Histogram a matches box plot 2. This distribution is symmetric. Histogram b matches box plot 3. This distribtion is uniform. Histogram c matches box plot 1. This distribution is right skewed.

Problem 1.56

a.) Right Skewed. Median would best represent a typical observation. IQR would best represent the variability of observations. b.) Symmetric Distribution. Mean would best represent a typical observation. Standard deviation would best represent the variability of observations. c.) Right skewed distribution. Median would best represent a typical observation. IQR would best represent the variability of observations. d.) Right skewed distribution. Median would best represent a typical observation. IQR would best represent the variability of observations.

Problem 1.7

a.) Survival is not independent of whether or not a transplant was received because the mosaic plot shows that a greater proportion of people survived in the treatment group versus the control group where the treatment was not received and the survival rate was very low. If it were independent the survival variable would be unaffected by whether or not the patient received a transplant, which the mosaic plot shows is not the case.

b.) The box plot suggests that the heart transplant treatment is highly effective, expanding the duration of survival to a max of 1799 days versus the max amount of survival in the contro group being 1400 in a completely abnormal outlier. Both the mean and the IQR are greater for the treatment group than the control group by a significant amount; the mean indicates that people survived 415.4 days on average with the transplant versus the average of 96.62 days in the non treatment group, which is a difference of 318.78 days.

library(openintro)
## Please visit openintro.org for free statistics materials
## 
## Attaching package: 'openintro'
## The following objects are masked from 'package:datasets':
## 
##     cars, trees
data("heartTr")
s_time = subset(heartTr,transplant=='treatment',select=survtime)
summary(s_time)
##     survtime     
##  Min.   :   5.0  
##  1st Qu.:  72.0  
##  Median : 207.0  
##  Mean   : 415.4  
##  3rd Qu.: 630.0  
##  Max.   :1799.0
ns_time = subset(heartTr,transplant=='control',select=survtime)

summary(ns_time$survtime)
##    Min. 1st Qu.  Median    Mean 3rd Qu.    Max. 
##    1.00    6.00   21.00   96.62   47.50 1400.00
boxplot(heartTr$survtime~heartTr$transplant)

c.) Approximately 65% of patients died in the treatment group versus 88% for the control group.

t_dead = subset(heartTr,transplant=='treatment'&survived=='dead')
number_treatment = subset(heartTr,transplant=='treatment')

tp_dead = length(t_dead$survived)/length(number_treatment$survived)

c_dead = subset(heartTr,transplant=='control'&survived=='dead')
number_control = subset(heartTr,transplant=='control')
cp_dead = length(c_dead$survived)/length(number_control$survived)

print(tp_dead)
## [1] 0.6521739
print(cp_dead)
## [1] 0.8823529

d.i.) The claims being tested are: Null Hypothesis: The experimental heart transplant and survival are variables independent of each other with regards to survival.
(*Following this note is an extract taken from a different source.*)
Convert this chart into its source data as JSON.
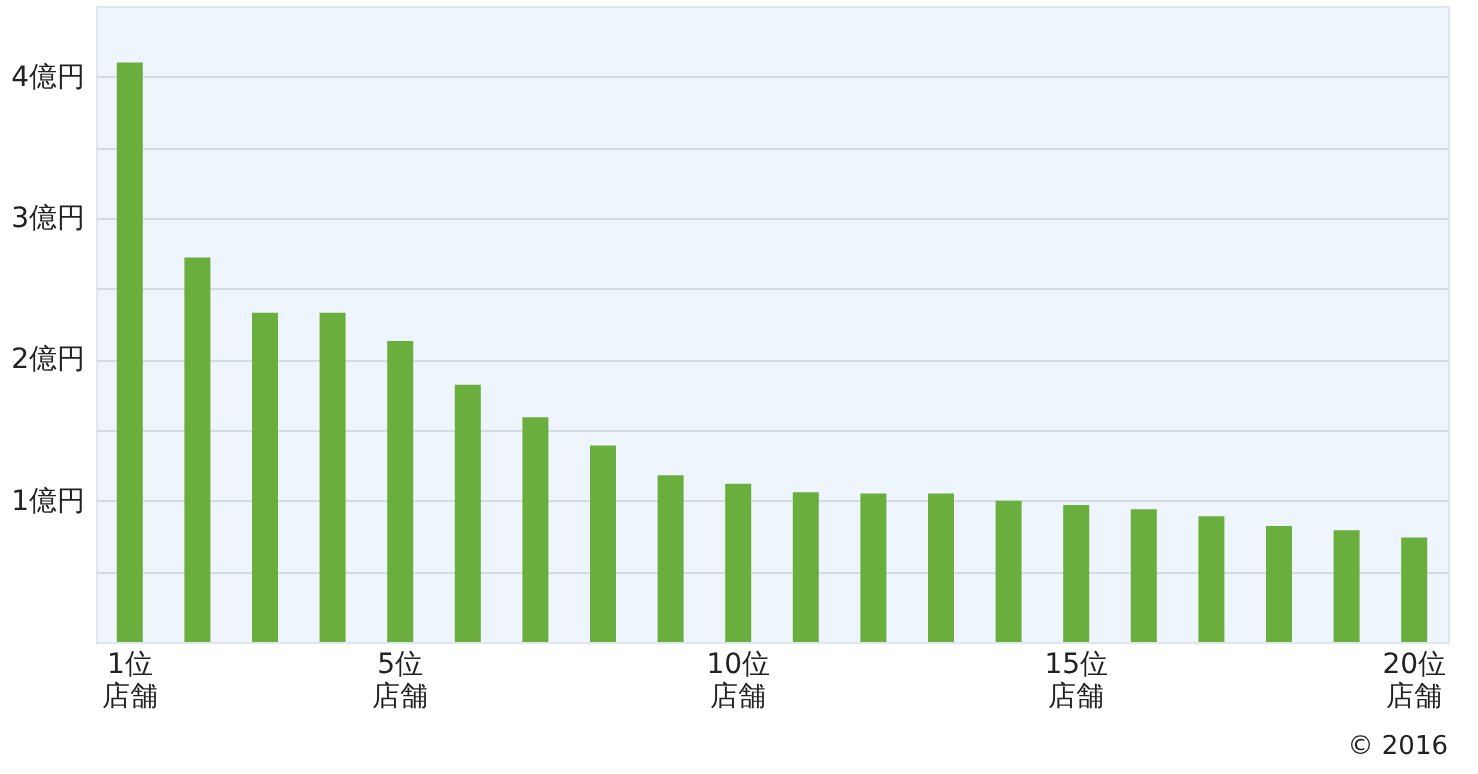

Alternative Hypothesis: The experimental heart transplant and survival are not variables independent of each other with regards to survival.

d.ii.) We write alive on 28 cards representing patients who were alive at the end of the study, and dead on 75 cards representing patients who were not. Then, we shuffle these cards and split them into two groups: one group of size 69 representing treatment, and another group of size 34 representing control. We calculate the difference between the proportion of dead cards in the treatment and control groups (treatment - control) and record this value. We repeat this 100 times to build a distribution centered at 0. Lastly, we calculate the fraction of simulations where the simulated differences in proportions are equivalent to the difference observed in the study outcome. If this fraction is low, we conclude that it is unlikely to have observed such an outcome by chance and that the null hypothesis should be rejected in favor of the alternative.

study_outcome = (1-tp_dead)-(1-cp_dead)
print(study_outcome)
## [1] 0.230179
print(-study_outcome)
## [1] -0.230179

d.iii.) The study indicates that there are points that are below and above the study outcome (exceeding the range of -.2302 to .2302), which means that survival is not independent of the transplant treatment.